A escrava Isaura/VII
Na fazenda de Leoncio havia um grande salão toscamente construido, sem forro nem soalho, destinado ao trabalho das escravas, que se occupavão em fiar e tecer lã e algodão.
Os moveis deste lugar consistião em tripeças, tamboretes, bancos, rodas de fiar, dobadouras, e um grande tear collocado a um canto.
Ao longo do salão defronte de largas janellas guarnecidas de balaústres, que davão para um vasto pateo interior, via-se postada uma fila de fiandeiras. Erão de vinte a trinta negras, creoulas e mulatas, com suas tenras crias ao collo ou pelo chão a brincarem em derredor dellas. Umas conversavão, outras cantarolavão para encurtarem as longas horas de seo fastidioso trabalho. Vião-se ali caras de todas as idades, cores e feitios, desde a velha africana, trombuda e macilenta, até á roliça e luzidia crioula, desde a negra brunida como azeviche até á mulata quasi branca.
Entre estas ultimas distinguia-se uma rapariguinha a mais faceira e gentil que se pode imaginar nesse genero. Esbelta e flexivel de corpo, tinha o rostinho mimoso, labios um tanto grossos, mas bem modelados, voluptuosos, humidos, e vermelhos como boninas, que acabão de desabrochar em manhã de abril. Os olhos negros não erão muito grandes, mas tinhão uma viveza e travessura encantadora. Os cabellos negros e annelados, podião estar bem na cabeça da mais branca fidalga de além-mar. Ella porém os trazia curtos e mui bem frisados á maneira dos homens. Isto longe de tirar-lhe a graça, dava á sua physionomia zombeteira e espevitada um chiste original e encantador. Se não fossem os brinquinhos de ouro, que lhe tremião nas pequenas e bem molduradas orelhas, e os túrgidos e offegantes seios que como dois trêfegos cabritinhos lhe pulavão por baixo de transparente camisa, tomal-a-hieis por um rapazete maroto e petulante. Veremos em breve de que ralé era esta creança, que tinha o bonito nome de Rosa.
No meio do sussurro das rodas, que giravão, das monotonas cantarólas das fiandeiras, do compassado estrepito do tear, que trabalhava incessantemente, dos guinchos e alaridos das creanças, quem prestasse attento ouvido, escutaria a seguinte conversação, travada timidamente e a meia voz em um grupo de fiandeiras, entre as quaes se achava Rosa.

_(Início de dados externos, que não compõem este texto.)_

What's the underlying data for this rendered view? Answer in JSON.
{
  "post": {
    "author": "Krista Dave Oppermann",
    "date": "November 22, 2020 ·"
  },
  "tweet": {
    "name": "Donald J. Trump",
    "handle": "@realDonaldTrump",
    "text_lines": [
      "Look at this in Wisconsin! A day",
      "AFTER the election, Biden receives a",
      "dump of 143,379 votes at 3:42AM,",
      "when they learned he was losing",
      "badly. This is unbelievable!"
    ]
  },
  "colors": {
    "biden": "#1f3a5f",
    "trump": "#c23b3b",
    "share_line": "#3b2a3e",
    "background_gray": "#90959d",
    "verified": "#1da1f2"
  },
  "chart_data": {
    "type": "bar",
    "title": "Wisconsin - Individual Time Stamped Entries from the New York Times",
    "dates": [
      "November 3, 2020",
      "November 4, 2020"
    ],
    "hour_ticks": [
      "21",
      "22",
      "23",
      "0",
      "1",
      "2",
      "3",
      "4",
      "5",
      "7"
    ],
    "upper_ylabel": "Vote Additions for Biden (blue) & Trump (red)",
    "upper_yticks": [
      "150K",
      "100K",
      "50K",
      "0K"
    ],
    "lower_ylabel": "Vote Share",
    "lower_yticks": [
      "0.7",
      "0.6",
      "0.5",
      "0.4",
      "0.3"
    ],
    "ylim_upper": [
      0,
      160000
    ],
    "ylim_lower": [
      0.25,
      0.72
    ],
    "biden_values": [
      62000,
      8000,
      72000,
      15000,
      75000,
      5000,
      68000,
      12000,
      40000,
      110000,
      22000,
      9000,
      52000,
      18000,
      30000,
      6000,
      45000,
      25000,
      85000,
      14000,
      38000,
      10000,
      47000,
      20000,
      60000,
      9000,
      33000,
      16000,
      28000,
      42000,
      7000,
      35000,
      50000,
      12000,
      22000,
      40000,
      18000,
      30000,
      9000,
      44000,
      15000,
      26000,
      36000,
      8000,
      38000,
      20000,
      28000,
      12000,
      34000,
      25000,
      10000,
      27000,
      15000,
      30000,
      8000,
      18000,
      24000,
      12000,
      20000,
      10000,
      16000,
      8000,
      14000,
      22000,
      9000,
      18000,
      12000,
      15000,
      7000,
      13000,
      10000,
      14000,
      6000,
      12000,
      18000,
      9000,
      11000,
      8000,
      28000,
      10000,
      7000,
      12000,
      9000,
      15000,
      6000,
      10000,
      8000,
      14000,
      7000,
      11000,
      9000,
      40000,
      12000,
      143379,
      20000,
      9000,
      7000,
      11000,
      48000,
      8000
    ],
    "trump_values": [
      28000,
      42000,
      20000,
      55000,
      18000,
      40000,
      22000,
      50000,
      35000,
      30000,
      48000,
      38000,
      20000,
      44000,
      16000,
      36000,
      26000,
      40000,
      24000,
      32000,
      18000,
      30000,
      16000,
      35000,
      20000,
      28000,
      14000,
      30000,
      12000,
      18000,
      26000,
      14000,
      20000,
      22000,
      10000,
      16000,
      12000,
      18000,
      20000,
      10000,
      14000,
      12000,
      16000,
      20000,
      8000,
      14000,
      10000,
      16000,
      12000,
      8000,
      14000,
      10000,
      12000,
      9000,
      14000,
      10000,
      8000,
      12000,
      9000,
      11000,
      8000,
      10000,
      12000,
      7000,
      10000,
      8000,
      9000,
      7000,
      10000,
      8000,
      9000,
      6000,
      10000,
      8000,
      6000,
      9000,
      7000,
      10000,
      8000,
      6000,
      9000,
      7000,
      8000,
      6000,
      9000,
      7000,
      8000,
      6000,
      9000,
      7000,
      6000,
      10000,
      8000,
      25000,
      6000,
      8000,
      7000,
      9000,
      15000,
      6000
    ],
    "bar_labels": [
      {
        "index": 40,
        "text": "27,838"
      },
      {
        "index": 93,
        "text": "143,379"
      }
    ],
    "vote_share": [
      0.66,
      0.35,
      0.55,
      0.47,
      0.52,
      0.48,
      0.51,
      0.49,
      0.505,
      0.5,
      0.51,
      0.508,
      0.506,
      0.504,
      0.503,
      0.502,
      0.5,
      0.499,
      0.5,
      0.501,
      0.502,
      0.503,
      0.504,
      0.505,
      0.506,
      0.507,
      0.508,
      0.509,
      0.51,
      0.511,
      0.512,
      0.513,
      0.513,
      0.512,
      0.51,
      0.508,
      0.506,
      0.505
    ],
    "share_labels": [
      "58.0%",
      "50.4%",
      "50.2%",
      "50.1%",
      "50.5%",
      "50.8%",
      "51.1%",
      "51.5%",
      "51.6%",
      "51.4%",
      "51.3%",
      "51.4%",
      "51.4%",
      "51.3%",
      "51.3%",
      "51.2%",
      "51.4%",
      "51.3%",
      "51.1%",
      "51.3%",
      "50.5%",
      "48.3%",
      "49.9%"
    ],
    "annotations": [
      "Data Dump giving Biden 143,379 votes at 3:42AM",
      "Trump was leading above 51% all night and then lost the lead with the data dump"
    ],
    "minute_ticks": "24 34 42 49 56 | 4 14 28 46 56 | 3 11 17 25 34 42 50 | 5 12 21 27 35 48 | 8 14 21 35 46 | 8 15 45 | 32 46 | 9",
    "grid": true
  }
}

— Minhas camaradas, — dizia a suas vizinhas uma creoula idosa, matreira e sabida em todos os mysterios da casa desde os tempos dos senhores velhos, — agora que sinhô velho morreo, e que sinhá Malvina foi-se embora para a casa de seo pae della, é que nós vamos ver o que é rigor de captiveiro.
— Como assim, tia Joaquina?!...
— Como assim!... vocês verão. Vocês bem sabem, que sinhô velho não era de brinquedo; pois sim; lá diz o ditado = atrás de mim virá quem bom me fará =. Este sinhô moço Leoncio... hum!... Deos queira que me engane... quer-me parecer que vae-nos fazer ficar com saudade do tempo de sinhô velho...
— Cruz! ave Maria!... não falla assim, tia Joaquina!... então é melhor matar a gente uma vez...
— Este não quer saber de fiados nem de tecidos, não; e daqui a pouco nós tudo vae p’ra roça puxar enxada de sol a sol, ou p’ra o cafezal apanhar café, e o pirahy do feitor ahi rente atrás de nós. Vocês verão. Elle o que quer é café, e mais café, que é o que dá dinheiro.
— Também a dizer a verdade, não sei o que será melhor, — observou outra escrava, — se estar na roça trabalhando de enxada, ou aqui pregada na roda, desde que amanhece até nove, dez horas da noite. Quer-me parecer, que lá ao menos a gente fica mais á vontade.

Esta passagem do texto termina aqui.